In order to compute the shortest path and directions between cities, we needed to construct a small database of cities and interstate connections. This database consisted of 32 predetermined cities, each of which had at least one interstate connection to another city. Each city was assigned a number 0 through 31. Each time a computation involving a city was made, this number was used to identify the city. Whenever the city needed to be printed, we would use the city number as an index to an array that contained city names. We mapped out each of the connections and stored the information in a one-dimensional character array. The format of the array was as follows:

The array consisted of a set of connections for each city. Each city has one or more connections, which were stacked one next to the other in the array. And each city’s set of connections were stacked one next to the other to form one large array. To access a given city’s set of connections, we stored an array of integers, which stored the starting position for each city in the connection array.

The connection array is structured as follows:

city00 city01 city02 city03 city04
.....
city27 city28 city29 city30 city31

Each city (a multiple of 6 bytes) in the connection array is structured as follows:

connection00 connection01 connection02 connection03
.....

Each connection was represented as a set of 6 characters (bytes):

connecting city interstate direction distance distance distance

  • The connecting city field corresponds to the city number of an adjacent city.
  • The interstate field is the interstate that connects the city to the connecting city.
  • The direction field is the direction to the connecting city.
  • The three distance fields sum up to the total distance between the two cities on the interstate.

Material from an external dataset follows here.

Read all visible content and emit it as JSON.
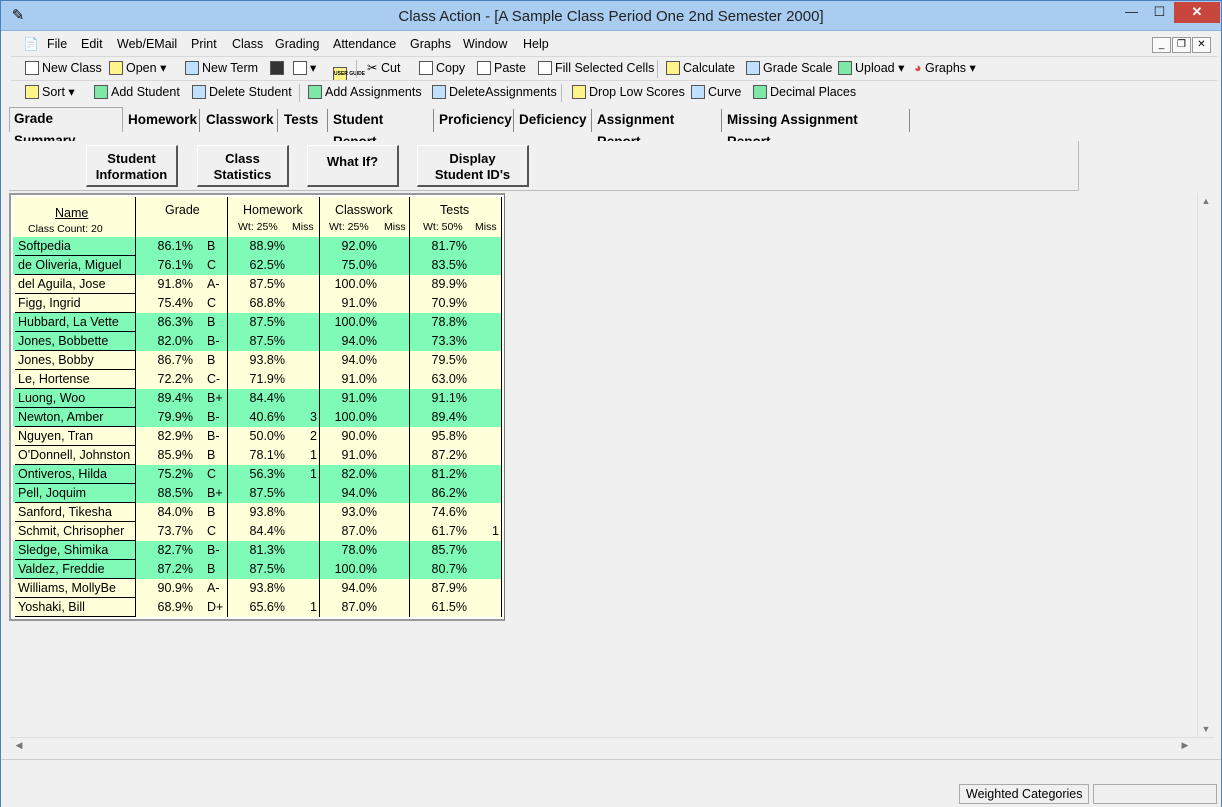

The other arrays used in the program were indexed and referenced via city number. These arrays include the latitude and longitude coordinates of each city. For example, the latitude for city00 is stored in latitude[0]. For a complete listing of all city database data, see Appendix.


Algorithm

To compute the directions between cities, we implemented a shortest path algorithm that used our city connection graph. The algorithm that we used was Dijkstra’s Algorithm. This algorithm is an O(n2) algorithm which steps through all the connecting cities and proceeds to compute the shortest path from a departure city to all other cities, including the arrival city. See Appendix for a detailed explanation of Dijkstra’s Algorithm.

To compute the geographical distance between two cities, we used a formula that computes the distance based on the latitude and longitude coordinates of each city. See Appendix for details.